Most Linux users touted SO as the greatest thing since sliced bread the second it was GPL’d (though prior it only had 4 users).
“AppleWorks is ancient code”
http://joelonsoftware.com/articles/fog0000000027.html
Yes, let apple start from scratch, lose the many tried and true programs that have been beloved and use by many (including me). No, let apple keep appleworks and let them upgrade it. Modernize it, beautify it, and ready it to wow the computer world.
My prediction, Apple will announce a HUGE upgrade to appleworks within the next, say, 18 months, and openly put it in competition with MS office. It will not be built from scratch but it will have (along with an all around big upgrade to appleworks) some extra surpise (duno what).
AppleWorks isn’t that ancient… And it wasn’t done outside. Apple bought Clarus, integrated them into Apple, spun them out, and most of the original team went on to found GoBe. Yes, Productive and AppleWorks have the same roots. AppleWorks has seen 2 major revamps that did much to improve the application.
Unfortunately, the application was original geared to education and to the consumer market. And it also received little attention. (What four years since the last substantial upgrade?) If they are positioning against MS, and they are, they will need to change this. Which they should be able to–it is already quite powerful, it’s just overly candy-fied. Remove the childlike iconography, make each “unit” independent but tightly integrated, bring in a few new features to get closer parity with Office… and you will have a software product that puts Oo.o to shame and will instantly have a user base greater than Productive’s (counting all the platforms it is or has ever been available for.)
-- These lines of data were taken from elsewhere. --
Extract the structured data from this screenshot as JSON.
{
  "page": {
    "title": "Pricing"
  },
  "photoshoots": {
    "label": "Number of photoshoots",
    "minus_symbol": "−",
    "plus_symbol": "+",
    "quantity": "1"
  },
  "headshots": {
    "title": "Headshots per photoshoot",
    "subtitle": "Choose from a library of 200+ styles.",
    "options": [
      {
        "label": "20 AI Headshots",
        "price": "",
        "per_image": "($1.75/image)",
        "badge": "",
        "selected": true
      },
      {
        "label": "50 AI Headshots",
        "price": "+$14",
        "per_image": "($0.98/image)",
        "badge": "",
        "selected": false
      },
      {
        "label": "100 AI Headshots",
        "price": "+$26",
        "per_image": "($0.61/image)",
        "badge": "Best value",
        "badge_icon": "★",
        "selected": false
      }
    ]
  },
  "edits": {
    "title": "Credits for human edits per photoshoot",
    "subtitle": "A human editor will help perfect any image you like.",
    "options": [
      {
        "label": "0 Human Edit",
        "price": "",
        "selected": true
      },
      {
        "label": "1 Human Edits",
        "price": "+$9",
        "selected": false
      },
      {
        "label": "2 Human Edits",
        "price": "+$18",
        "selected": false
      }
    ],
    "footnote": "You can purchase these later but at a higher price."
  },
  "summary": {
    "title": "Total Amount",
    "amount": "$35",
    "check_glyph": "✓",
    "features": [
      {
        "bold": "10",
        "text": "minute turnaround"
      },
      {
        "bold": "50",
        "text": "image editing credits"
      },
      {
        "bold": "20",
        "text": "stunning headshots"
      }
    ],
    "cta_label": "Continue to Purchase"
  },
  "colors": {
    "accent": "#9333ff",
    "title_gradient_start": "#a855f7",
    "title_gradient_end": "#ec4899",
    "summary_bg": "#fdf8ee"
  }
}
And they should assist Oo.o when possible too. Get two solid alternatives on the market, but work on their own package mostly. Same as Safari. You do realize that Hyatt and others are still working on Moz, right? I think Apple deserves to be commended simply for that–hiring great OSS coders, having them develop internal projects, and not prevent them from dedicating some resources to other OSS projects and outlets.
glibc-ed C would be harder to bind to Obj. C than C++ to Obj. C++. As for the license, yes, that is an disadvantage, but if Apple actually plans of selling it to make money rather than to sell makes, I really really think they are high. Besides, not all of KOffice is GPLed.